Centenas de milhares de habitantes de Hong Kong voltaram este domingo a preencher as ruas da cidade em protesto contra a lei de extradição. O Executivo local suspendeu na véspera o diploma, mas a população da Região Administrativa Especial quer garantias de que este nunca veja a luz do dia. Entre os ativistas, fala-se de “terror de detenções”.
O objetivo desta terceira vaga de contestação é manter aceso o lume da pressão sobre a chefe do Executivo local, Carrie Lam, figura largamente conotada com as autoridades de Pequim.
Fátima Marques Faria, José Luís Carvalho - RTP
Lam suspendeu no sábado o projeto de lei que abre caminho a extradições para a China, a raiz de manifestações que dão voz a receios de eventuais atropelos dos Direitos Humanos às mãos da justiça continental. Um gesto insuficiente para aplacar a ira nas ruas. Exige-se, nos protestos deste domingo, que a lei caia em definitivo por terra. Mas não só.
Pede-se mesmo a demissão da governante e um pedido oficial de desculpas pela violência.Ao abrigo da fórmula “um país, dois sistemas”, Hong Kong, antiga colónia britânica, vive sob um estatuto especial, desde logo a nível judicial. Quadro que deverá esgotar-se em 2047.
Outro dos alvos dos protestos é a própria polícia. A repressão exercida na passada quarta-feira, naquele que foi já retratado como o pior episódio de violência política em Hong Kong desde o regresso à soberania chinesa, em 1997, assume, para os manifestantes, a forma de um trauma: entre os ativistas, invoca-se um “terror de detenções”.
“Polícia de Hong Kong, tu deves proteger-nos, não alvejar-nos”, lia-se numa faixa empunhada este domingo, segundo a reportagem da France Presse.
Há quatro dias, ficaram feridas 80 pessoas, incluindo 22 agentes das forças de segurança. No sábado, um homem perdeu a vida ao cair do telhado de um centro comercial da cidade, onde exibia uma faixa: “Retirem por completo a lei de extradição chinesa. Não somos amotinados. Libertem os estudantes e os feridos”.
Ouvido pela AFP, o ativista da Frente de Direitos Humanos Cívicos Jimmy Sham descreveu o projeto de lei como “uma faca” que “quase atingiu o coração” da população de Hong Kong. “Agora o Governo diz que não o forçará mais, mas recusa-se também a abandoná-lo”, insistiu.
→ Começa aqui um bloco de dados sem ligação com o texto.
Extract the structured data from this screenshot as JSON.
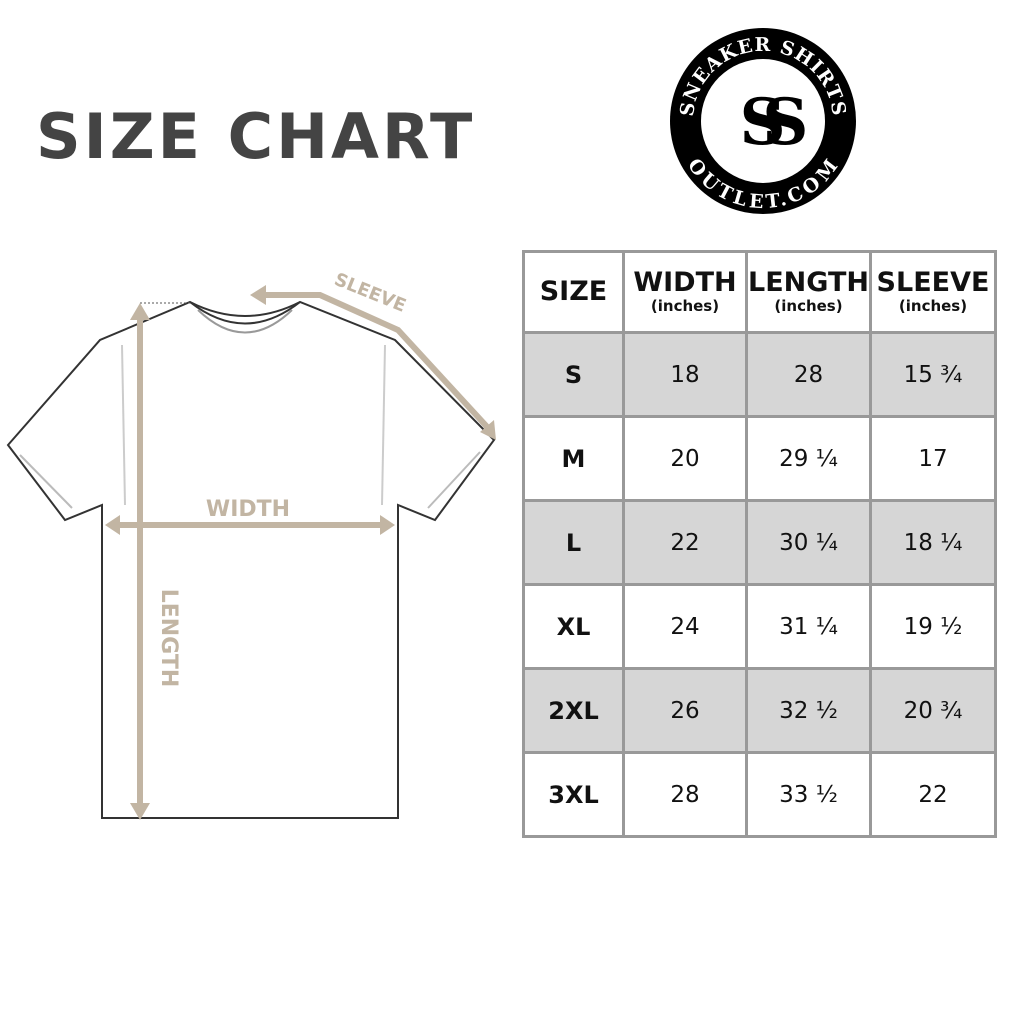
{
  "title": "SIZE CHART",
  "logo": {
    "top_text": "SNEAKER SHIRTS",
    "bottom_text": "OUTLET.COM",
    "monogram": "SS"
  },
  "diagram": {
    "width_label": "WIDTH",
    "length_label": "LENGTH",
    "sleeve_label": "SLEEVE",
    "accent_color": "#c2b5a3"
  },
  "table": {
    "headers": [
      {
        "label": "SIZE",
        "unit": ""
      },
      {
        "label": "WIDTH",
        "unit": "(inches)"
      },
      {
        "label": "LENGTH",
        "unit": "(inches)"
      },
      {
        "label": "SLEEVE",
        "unit": "(inches)"
      }
    ],
    "rows": [
      [
        "S",
        "18",
        "28",
        "15 ¾"
      ],
      [
        "M",
        "20",
        "29 ¼",
        "17"
      ],
      [
        "L",
        "22",
        "30 ¼",
        "18 ¼"
      ],
      [
        "XL",
        "24",
        "31 ¼",
        "19 ½"
      ],
      [
        "2XL",
        "26",
        "32 ½",
        "20 ¾"
      ],
      [
        "3XL",
        "28",
        "33 ½",
        "22"
      ]
    ]
  }
}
“Lacaios de forças estrangeiras”
A publicação estatal chinesa Diário do Povo escreve este domingo que Carrie Lam conta com o “firme apoio” do Governo de Pequim. E condena os ativistas, chamando-os de “lacaios” ao serviço de interesses estrangeiros.
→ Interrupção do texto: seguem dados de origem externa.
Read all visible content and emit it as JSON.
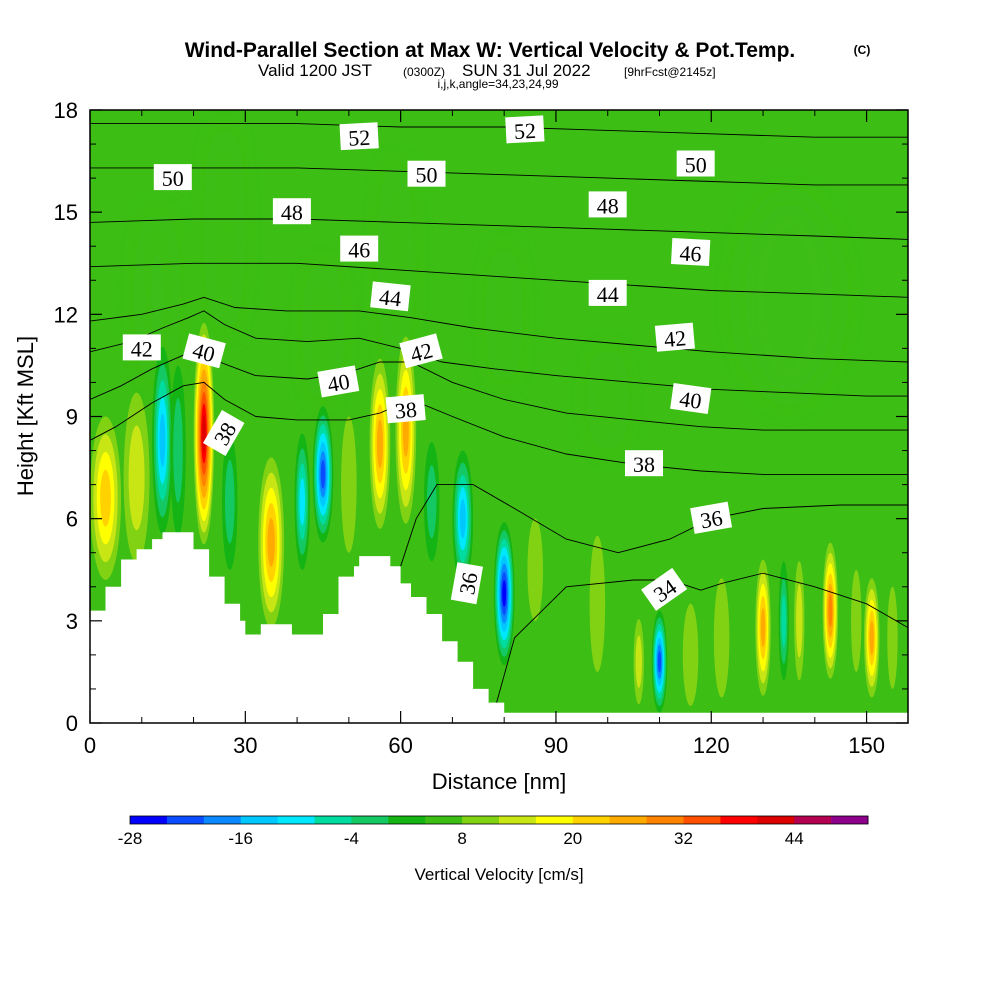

“Algumas pessoas em Hong Kong têm dependido de estrangeiros ou dos jovens para se promoverem, servindo como os peões ou os lacaios de forças estrangeiras anti-China”, comenta o jornal.
Para acrescentar: “Isto conta com a oposição absoluta de todo o povo chinês, incluindo a vasta maioria dos compatriotas de Hong Kong”.
De Londres saiu um misto de aplauso às autoridades da Região Administrativa Especial e incentivo aos manifestantes. No Twitter, o ministro britânico dos Negócios Estrangeiros, Jeremy Hunt, saudou o Executivo de Hong Kong por “observar as preocupações dos corajosos cidadãos que se ergueram pelos seus direitos humanos”.
Well done HK Government for heeding concerns of the brave citizens who have stood up for their human rights. Safeguarding the rights and freedoms in the Sino-British Joint Declaration is the best future for HK and Britain stands behind this legally-binding agreement.
— Jeremy Hunt (@Jeremy_Hunt) 15 de junho de 2019
No sábado, ao anunciar a suspensão sine die das controversas emendas legislativas, a chefe do Executivo local apelou a “uma nova oportunidade” e disse lamentar a violência. Mas não foi ao ponto de um pedido de desculpas.
Lam reiterou que a nova lei de extradição é fundamental para impedir que Hong Kong se converta num santuário para criminosos.